I love what you said. That is exactly what I was thinking. You always have to check regardless.

  • Experts

That's why we are the humans and the Pyxis is a machine, made by, stocked by and used by us humans.

We need to be watchful and careful not just to protect our licenses but to protect our fellow human beings-our patients.

I found 10mg Coumadin tabs in the 81mg ASA drawer. Oops...

Yep, I have also seen empty morphine carpuject vials so make sure you guys are actually checking that fluid is in those puppies.

Yep, immediate release morphine tabs in the extended release morphine tabs slot, at a different strength... that's the main one I remember.

Yep no one's perfect :-)

Yes several times in the LTF I worked at I found the wrong medication in the wrong spot. The medication should have been in a different spot. If I wasn't careful I would have given the pt. the wrong medication.
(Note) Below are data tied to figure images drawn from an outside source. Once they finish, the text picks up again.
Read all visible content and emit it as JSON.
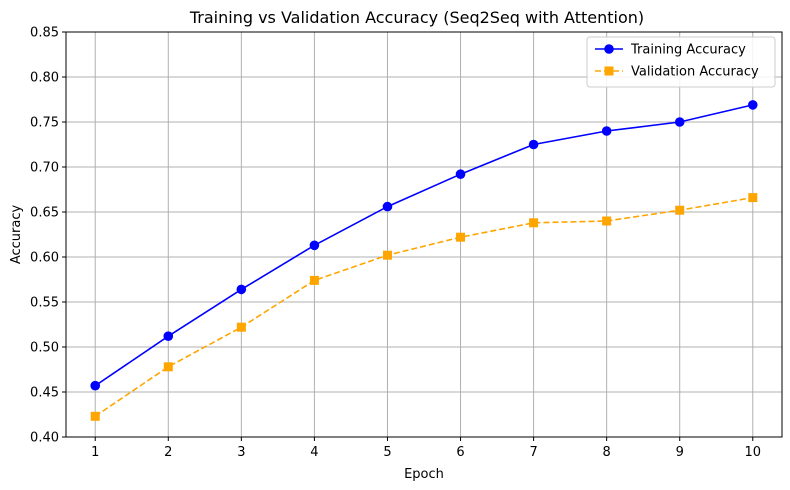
{
  "chart_data": {
    "type": "line",
    "title": "Training vs Validation Accuracy (Seq2Seq with Attention)",
    "xlabel": "Epoch",
    "ylabel": "Accuracy",
    "x": [
      1,
      2,
      3,
      4,
      5,
      6,
      7,
      8,
      9,
      10
    ],
    "xticks": [
      "1",
      "2",
      "3",
      "4",
      "5",
      "6",
      "7",
      "8",
      "9",
      "10"
    ],
    "yticks": [
      "0.40",
      "0.45",
      "0.50",
      "0.55",
      "0.60",
      "0.65",
      "0.70",
      "0.75",
      "0.80",
      "0.85"
    ],
    "xlim": [
      0.6,
      10.4
    ],
    "ylim": [
      0.4,
      0.85
    ],
    "grid": true,
    "legend_position": "upper-right",
    "series": [
      {
        "name": "Training Accuracy",
        "color": "#0000ff",
        "marker": "circle",
        "linestyle": "solid",
        "values": [
          0.457,
          0.512,
          0.564,
          0.613,
          0.656,
          0.692,
          0.725,
          0.74,
          0.75,
          0.769
        ]
      },
      {
        "name": "Validation Accuracy",
        "color": "#ffa500",
        "marker": "square",
        "linestyle": "dashed",
        "values": [
          0.423,
          0.478,
          0.522,
          0.574,
          0.602,
          0.622,
          0.638,
          0.64,
          0.652,
          0.666
        ]
      }
    ]
  }
}
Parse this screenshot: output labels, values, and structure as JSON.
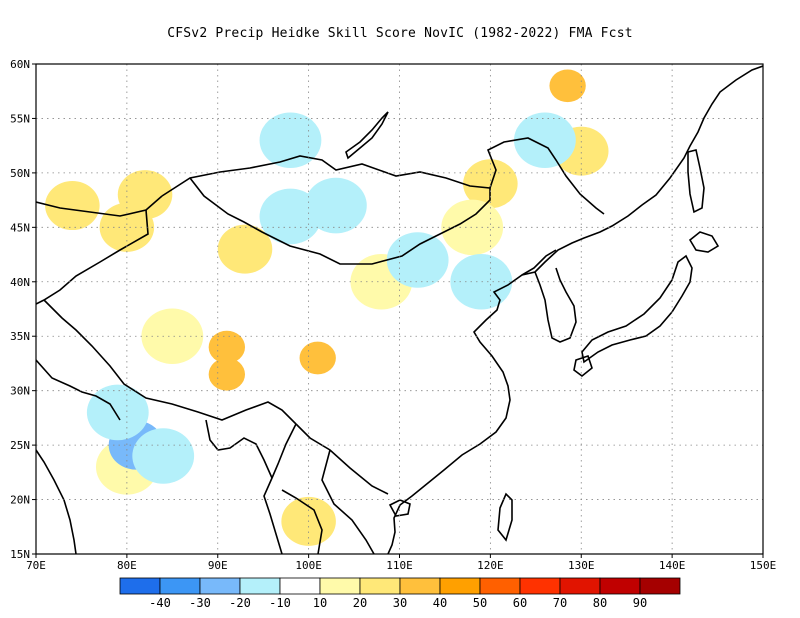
{
  "title": "CFSv2 Precip Heidke Skill Score NovIC (1982-2022) FMA Fcst",
  "map": {
    "lon_range": [
      70,
      150
    ],
    "lat_range": [
      15,
      60
    ],
    "lon_labels": [
      "70E",
      "80E",
      "90E",
      "100E",
      "110E",
      "120E",
      "130E",
      "140E",
      "150E"
    ],
    "lat_labels": [
      "15N",
      "20N",
      "25N",
      "30N",
      "35N",
      "40N",
      "45N",
      "50N",
      "55N",
      "60N"
    ],
    "grid": "dotted"
  },
  "colorbar": {
    "colors": [
      "#1e6eeb",
      "#3c96f5",
      "#78b9fa",
      "#b4f0fa",
      "#ffffff",
      "#fffaaa",
      "#ffe878",
      "#ffc03c",
      "#ffa000",
      "#ff6000",
      "#ff3200",
      "#e11400",
      "#c00000",
      "#a50000"
    ],
    "labels": [
      "-40",
      "-30",
      "-20",
      "-10",
      "10",
      "20",
      "30",
      "40",
      "50",
      "60",
      "70",
      "80",
      "90"
    ]
  },
  "chart_data": {
    "type": "heatmap",
    "title": "CFSv2 Precip Heidke Skill Score NovIC (1982-2022) FMA Fcst",
    "x_range": [
      70,
      150
    ],
    "y_range": [
      15,
      60
    ],
    "levels": [
      -40,
      -30,
      -20,
      -10,
      10,
      20,
      30,
      40,
      50,
      60,
      70,
      80,
      90
    ],
    "patches": [
      {
        "lon": 91,
        "lat": 34,
        "value": 35
      },
      {
        "lon": 91,
        "lat": 31.5,
        "value": 30
      },
      {
        "lon": 101,
        "lat": 33,
        "value": 30
      },
      {
        "lon": 128.5,
        "lat": 58,
        "value": 30
      },
      {
        "lon": 74,
        "lat": 47,
        "value": 25
      },
      {
        "lon": 80,
        "lat": 45,
        "value": 25
      },
      {
        "lon": 82,
        "lat": 48,
        "value": 20
      },
      {
        "lon": 93,
        "lat": 43,
        "value": 20
      },
      {
        "lon": 100,
        "lat": 18,
        "value": 20
      },
      {
        "lon": 120,
        "lat": 49,
        "value": 20
      },
      {
        "lon": 130,
        "lat": 52,
        "value": 20
      },
      {
        "lon": 80,
        "lat": 23,
        "value": 15
      },
      {
        "lon": 108,
        "lat": 40,
        "value": 15
      },
      {
        "lon": 85,
        "lat": 35,
        "value": 15
      },
      {
        "lon": 118,
        "lat": 45,
        "value": 15
      },
      {
        "lon": 81,
        "lat": 25,
        "value": -25
      },
      {
        "lon": 84,
        "lat": 24,
        "value": -15
      },
      {
        "lon": 103,
        "lat": 47,
        "value": -15
      },
      {
        "lon": 98,
        "lat": 46,
        "value": -15
      },
      {
        "lon": 98,
        "lat": 53,
        "value": -15
      },
      {
        "lon": 79,
        "lat": 28,
        "value": -15
      },
      {
        "lon": 112,
        "lat": 42,
        "value": -15
      },
      {
        "lon": 119,
        "lat": 40,
        "value": -15
      },
      {
        "lon": 126,
        "lat": 53,
        "value": -15
      }
    ]
  }
}
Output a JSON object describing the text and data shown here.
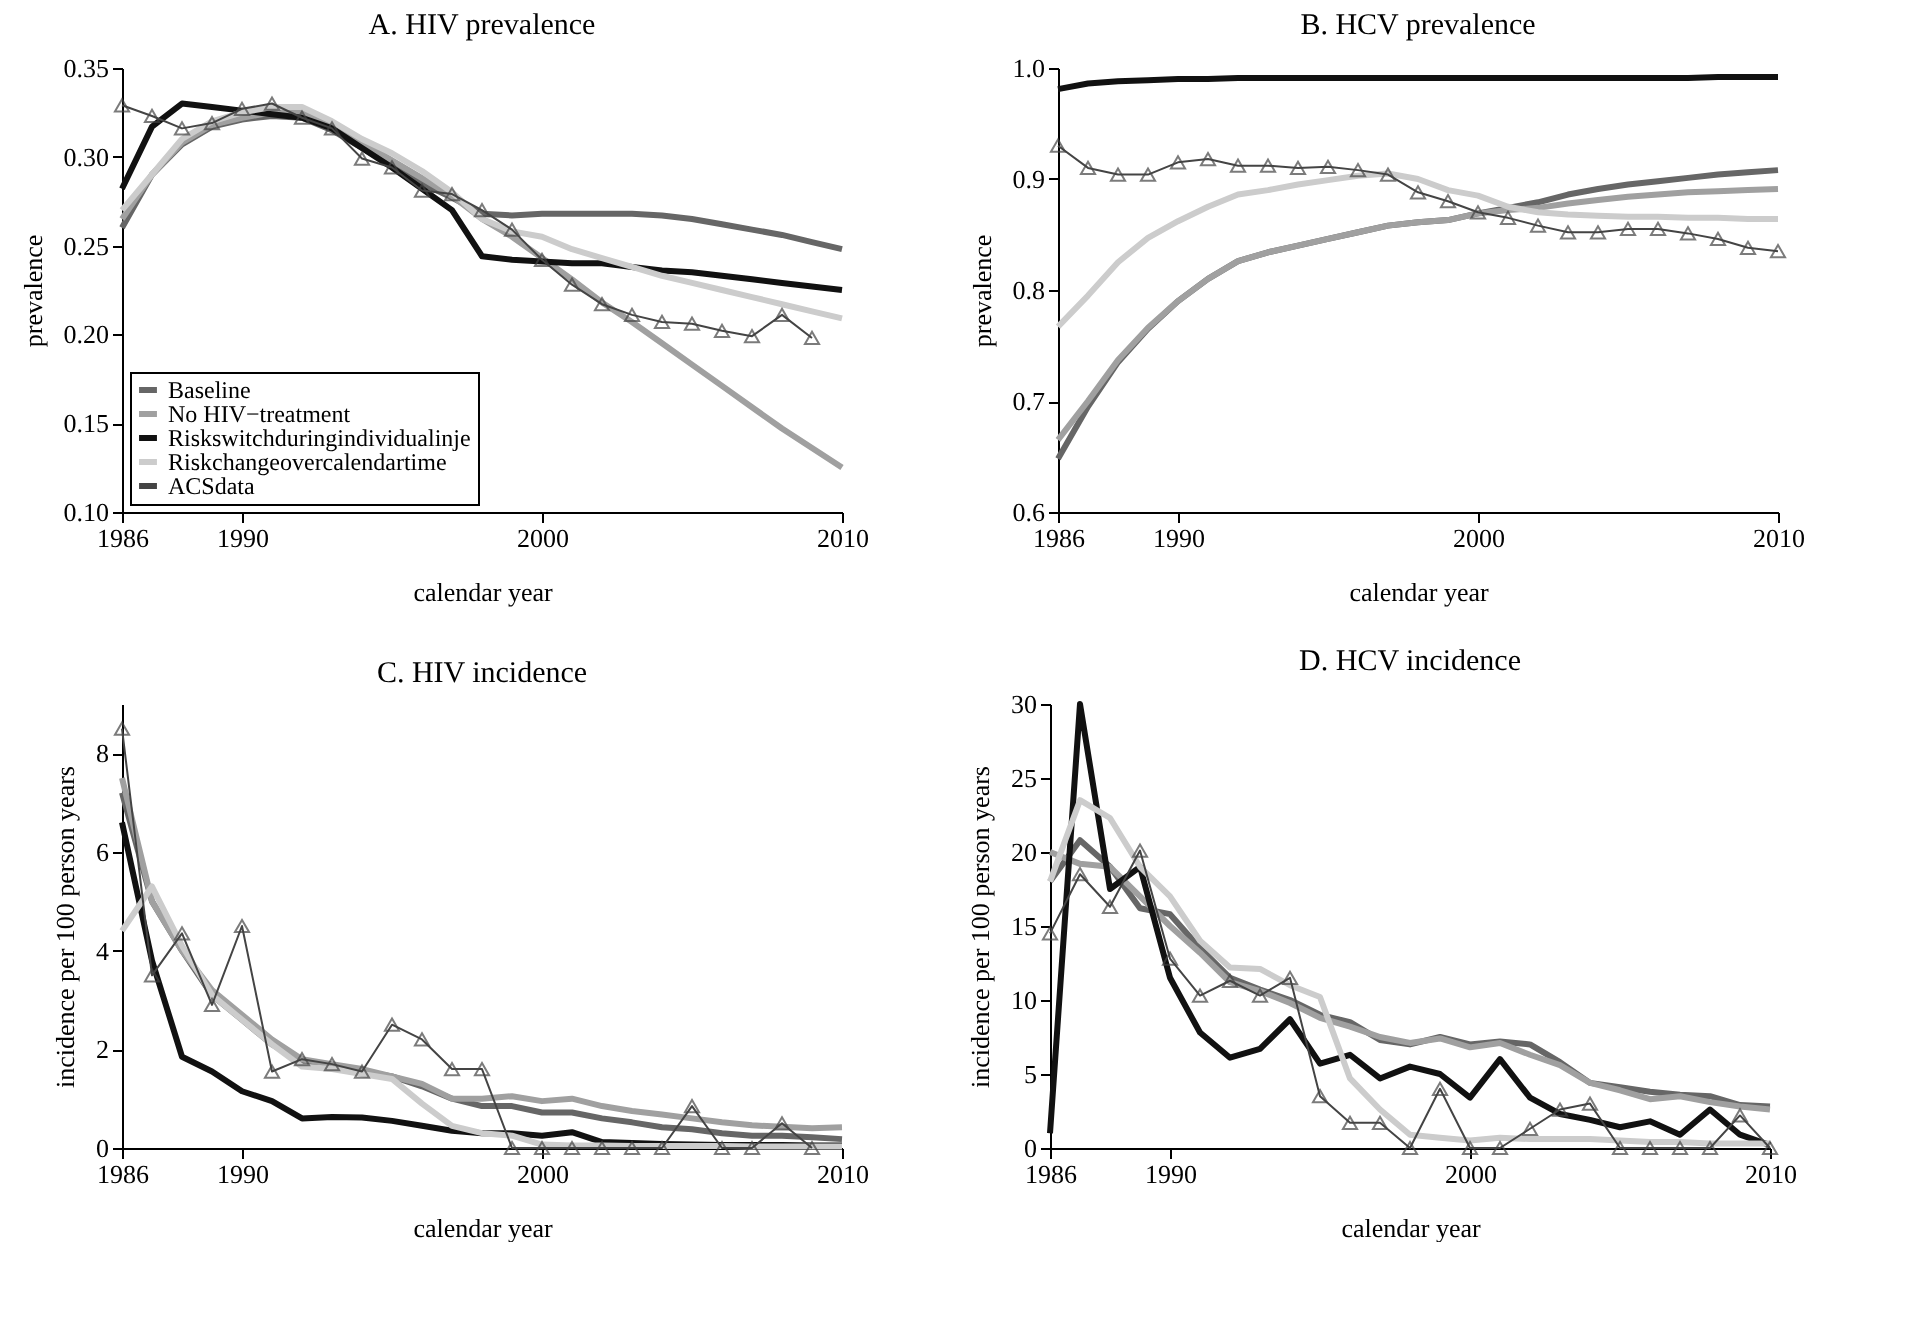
{
  "chart_data": [
    {
      "type": "line",
      "title": "A. HIV prevalence",
      "xlabel": "calendar year",
      "ylabel": "prevalence",
      "x": [
        1986,
        1987,
        1988,
        1989,
        1990,
        1991,
        1992,
        1993,
        1994,
        1995,
        1996,
        1997,
        1998,
        1999,
        2000,
        2001,
        2002,
        2003,
        2004,
        2005,
        2006,
        2007,
        2008,
        2009,
        2010
      ],
      "xlim": [
        1986,
        2010
      ],
      "xticks": [
        1986,
        1990,
        2000,
        2010
      ],
      "ylim": [
        0.1,
        0.35
      ],
      "yticks": [
        {
          "value": 0.1,
          "label": "0.10"
        },
        {
          "value": 0.15,
          "label": "0.15"
        },
        {
          "value": 0.2,
          "label": "0.20"
        },
        {
          "value": 0.25,
          "label": "0.25"
        },
        {
          "value": 0.3,
          "label": "0.30"
        },
        {
          "value": 0.35,
          "label": "0.35"
        }
      ],
      "legend": "bottom left",
      "grid": false,
      "series": [
        {
          "name": "Baseline",
          "color": "#666666",
          "values": [
            0.26,
            0.29,
            0.307,
            0.317,
            0.321,
            0.323,
            0.322,
            0.315,
            0.305,
            0.295,
            0.285,
            0.277,
            0.268,
            0.267,
            0.268,
            0.268,
            0.268,
            0.268,
            0.267,
            0.265,
            0.262,
            0.259,
            0.256,
            0.252,
            0.248
          ]
        },
        {
          "name": "No HIV−treatment",
          "color": "#a0a0a0",
          "values": [
            0.265,
            0.29,
            0.308,
            0.318,
            0.322,
            0.325,
            0.325,
            0.318,
            0.308,
            0.298,
            0.288,
            0.278,
            0.265,
            0.255,
            0.243,
            0.231,
            0.218,
            0.207,
            0.195,
            0.183,
            0.171,
            0.159,
            0.147,
            0.136,
            0.125
          ]
        },
        {
          "name": "Riskswitchduringindividualinje",
          "color": "#111111",
          "values": [
            0.282,
            0.317,
            0.33,
            0.328,
            0.326,
            0.324,
            0.322,
            0.316,
            0.305,
            0.294,
            0.282,
            0.27,
            0.244,
            0.242,
            0.241,
            0.24,
            0.24,
            0.238,
            0.236,
            0.235,
            0.233,
            0.231,
            0.229,
            0.227,
            0.225
          ]
        },
        {
          "name": "Riskchangeovercalendartime",
          "color": "#cccccc",
          "values": [
            0.27,
            0.29,
            0.31,
            0.32,
            0.325,
            0.328,
            0.328,
            0.32,
            0.31,
            0.302,
            0.292,
            0.28,
            0.265,
            0.258,
            0.255,
            0.248,
            0.243,
            0.238,
            0.233,
            0.229,
            0.225,
            0.221,
            0.217,
            0.213,
            0.209
          ]
        },
        {
          "name": "ACSdata",
          "color": "#444444",
          "marker": "triangle",
          "values": [
            0.329,
            0.323,
            0.316,
            0.319,
            0.327,
            0.33,
            0.322,
            0.316,
            0.299,
            0.294,
            0.281,
            0.279,
            0.27,
            0.259,
            0.242,
            0.228,
            0.217,
            0.211,
            0.207,
            0.206,
            0.202,
            0.199,
            0.211,
            0.198,
            null
          ]
        }
      ]
    },
    {
      "type": "line",
      "title": "B. HCV prevalence",
      "xlabel": "calendar year",
      "ylabel": "prevalence",
      "x": [
        1986,
        1987,
        1988,
        1989,
        1990,
        1991,
        1992,
        1993,
        1994,
        1995,
        1996,
        1997,
        1998,
        1999,
        2000,
        2001,
        2002,
        2003,
        2004,
        2005,
        2006,
        2007,
        2008,
        2009,
        2010
      ],
      "xlim": [
        1986,
        2010
      ],
      "xticks": [
        1986,
        1990,
        2000,
        2010
      ],
      "ylim": [
        0.6,
        1.0
      ],
      "yticks": [
        0.6,
        0.7,
        0.8,
        0.9,
        {
          "value": 1.0,
          "label": "1.0"
        }
      ],
      "grid": false,
      "series": [
        {
          "color": "#666666",
          "values": [
            0.648,
            0.695,
            0.735,
            0.765,
            0.79,
            0.81,
            0.826,
            0.834,
            0.84,
            0.846,
            0.852,
            0.858,
            0.861,
            0.863,
            0.869,
            0.874,
            0.879,
            0.886,
            0.891,
            0.895,
            0.898,
            0.901,
            0.904,
            0.906,
            0.908
          ]
        },
        {
          "color": "#a0a0a0",
          "values": [
            0.665,
            0.7,
            0.737,
            0.766,
            0.79,
            0.81,
            0.826,
            0.834,
            0.84,
            0.846,
            0.852,
            0.858,
            0.861,
            0.863,
            0.869,
            0.872,
            0.874,
            0.878,
            0.881,
            0.884,
            0.886,
            0.888,
            0.889,
            0.89,
            0.891
          ]
        },
        {
          "color": "#111111",
          "values": [
            0.981,
            0.986,
            0.988,
            0.989,
            0.99,
            0.99,
            0.991,
            0.991,
            0.991,
            0.991,
            0.991,
            0.991,
            0.991,
            0.991,
            0.991,
            0.991,
            0.991,
            0.991,
            0.991,
            0.991,
            0.991,
            0.991,
            0.992,
            0.992,
            0.992
          ]
        },
        {
          "color": "#cccccc",
          "values": [
            0.767,
            0.795,
            0.825,
            0.847,
            0.862,
            0.875,
            0.886,
            0.89,
            0.895,
            0.899,
            0.903,
            0.905,
            0.9,
            0.89,
            0.885,
            0.875,
            0.87,
            0.868,
            0.867,
            0.866,
            0.866,
            0.865,
            0.865,
            0.864,
            0.864
          ]
        },
        {
          "color": "#444444",
          "marker": "triangle",
          "values": [
            0.93,
            0.91,
            0.904,
            0.904,
            0.915,
            0.918,
            0.912,
            0.912,
            0.91,
            0.911,
            0.908,
            0.904,
            0.888,
            0.88,
            0.87,
            0.865,
            0.858,
            0.852,
            0.852,
            0.855,
            0.855,
            0.851,
            0.846,
            0.838,
            0.835
          ]
        }
      ]
    },
    {
      "type": "line",
      "title": "C. HIV incidence",
      "xlabel": "calendar year",
      "ylabel": "incidence per 100 person years",
      "x": [
        1986,
        1987,
        1988,
        1989,
        1990,
        1991,
        1992,
        1993,
        1994,
        1995,
        1996,
        1997,
        1998,
        1999,
        2000,
        2001,
        2002,
        2003,
        2004,
        2005,
        2006,
        2007,
        2008,
        2009,
        2010
      ],
      "xlim": [
        1986,
        2010
      ],
      "xticks": [
        1986,
        1990,
        2000,
        2010
      ],
      "ylim": [
        0,
        9
      ],
      "yticks": [
        0,
        2,
        4,
        6,
        8
      ],
      "grid": false,
      "series": [
        {
          "color": "#666666",
          "values": [
            7.2,
            5.0,
            4.0,
            3.1,
            2.6,
            2.1,
            1.75,
            1.65,
            1.55,
            1.45,
            1.25,
            1.0,
            0.85,
            0.85,
            0.72,
            0.72,
            0.6,
            0.52,
            0.42,
            0.38,
            0.3,
            0.25,
            0.25,
            0.22,
            0.18
          ]
        },
        {
          "color": "#a0a0a0",
          "values": [
            7.5,
            5.0,
            4.0,
            3.2,
            2.7,
            2.2,
            1.8,
            1.7,
            1.6,
            1.45,
            1.3,
            1.0,
            1.0,
            1.05,
            0.95,
            1.0,
            0.85,
            0.75,
            0.68,
            0.6,
            0.52,
            0.46,
            0.43,
            0.4,
            0.42
          ]
        },
        {
          "color": "#111111",
          "values": [
            6.6,
            3.8,
            1.85,
            1.55,
            1.15,
            0.95,
            0.6,
            0.63,
            0.62,
            0.55,
            0.45,
            0.35,
            0.3,
            0.3,
            0.25,
            0.32,
            0.12,
            0.1,
            0.08,
            0.07,
            0.06,
            0.06,
            0.06,
            0.05,
            0.05
          ]
        },
        {
          "color": "#cccccc",
          "values": [
            4.4,
            5.3,
            4.1,
            3.1,
            2.6,
            2.1,
            1.65,
            1.6,
            1.5,
            1.4,
            0.9,
            0.45,
            0.3,
            0.25,
            0.07,
            0.05,
            0.05,
            0.04,
            0.04,
            0.04,
            0.04,
            0.03,
            0.03,
            0.03,
            0.03
          ]
        },
        {
          "color": "#444444",
          "marker": "triangle",
          "values": [
            8.5,
            3.5,
            4.35,
            2.9,
            4.5,
            1.55,
            1.8,
            1.7,
            1.55,
            2.5,
            2.2,
            1.6,
            1.6,
            0,
            0,
            0,
            0,
            0,
            0,
            0.85,
            0,
            0,
            0.5,
            0,
            null
          ]
        }
      ]
    },
    {
      "type": "line",
      "title": "D. HCV incidence",
      "xlabel": "calendar year",
      "ylabel": "incidence per 100 person years",
      "x": [
        1986,
        1987,
        1988,
        1989,
        1990,
        1991,
        1992,
        1993,
        1994,
        1995,
        1996,
        1997,
        1998,
        1999,
        2000,
        2001,
        2002,
        2003,
        2004,
        2005,
        2006,
        2007,
        2008,
        2009,
        2010
      ],
      "xlim": [
        1986,
        2010
      ],
      "xticks": [
        1986,
        1990,
        2000,
        2010
      ],
      "ylim": [
        0,
        30
      ],
      "yticks": [
        0,
        5,
        10,
        15,
        20,
        25,
        30
      ],
      "grid": false,
      "series": [
        {
          "color": "#666666",
          "values": [
            18,
            20.8,
            19,
            16.2,
            15.8,
            13.5,
            11.5,
            10.7,
            10,
            9,
            8.5,
            7.3,
            7,
            7.5,
            7,
            7.2,
            7,
            5.8,
            4.4,
            4.1,
            3.8,
            3.6,
            3.5,
            2.9,
            2.8
          ]
        },
        {
          "color": "#a0a0a0",
          "values": [
            20,
            19.2,
            19,
            17,
            15,
            13.2,
            11.2,
            10.6,
            9.8,
            8.8,
            8.2,
            7.5,
            7.1,
            7.4,
            6.8,
            7.1,
            6.3,
            5.6,
            4.4,
            3.9,
            3.3,
            3.5,
            3.1,
            2.8,
            2.6
          ]
        },
        {
          "color": "#111111",
          "values": [
            1,
            30,
            17.5,
            19,
            11.5,
            7.8,
            6.1,
            6.7,
            8.7,
            5.7,
            6.3,
            4.7,
            5.5,
            5,
            3.4,
            6,
            3.4,
            2.3,
            1.9,
            1.4,
            1.8,
            0.9,
            2.6,
            0.9,
            0.2
          ]
        },
        {
          "color": "#cccccc",
          "values": [
            18,
            23.5,
            22.3,
            19,
            17,
            14,
            12.2,
            12.1,
            11,
            10.2,
            4.7,
            2.6,
            0.9,
            0.7,
            0.5,
            0.7,
            0.6,
            0.6,
            0.6,
            0.5,
            0.4,
            0.4,
            0.3,
            0.3,
            0.3
          ]
        },
        {
          "color": "#444444",
          "marker": "triangle",
          "values": [
            14.5,
            18.5,
            16.3,
            20.1,
            12.8,
            10.3,
            11.3,
            10.3,
            11.5,
            3.5,
            1.7,
            1.7,
            0,
            4,
            0,
            0,
            1.3,
            2.6,
            3,
            0,
            0,
            0,
            0,
            2.2,
            0
          ]
        }
      ]
    }
  ]
}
I have also found the wrong dose of the same medication.

I am not sure if I like the Pyxis I know it is suppose to be more secure but the old way with the bubble packets seemed easier at times.

It would take me some time at the Pyxis to get my medication out b/c I always double or triple checked my medication. There were some nurses that would have their medication pulled within 20 min. Makes you wonder if the pt. got the correct medication.

Once the whole cubbie was wrong. The tech got mixed up and put wrong meds in opposite drawers. We filed incident reports, transferred meds to right spots after having supervisor over-ride Pyxis, and then we were called on the carpet. Seems we should have had a new cart delivered and let the pharmacy fix the mess. Well, it was at night, no pharmacy, and patients needed their meds. Boy, some times you just can't please administration. Seems to me administration should have been jumping for joy that we did not give patients wrong meds and had a bunch of reports, not to mention doctors, patients and patient families to deal with. LOL!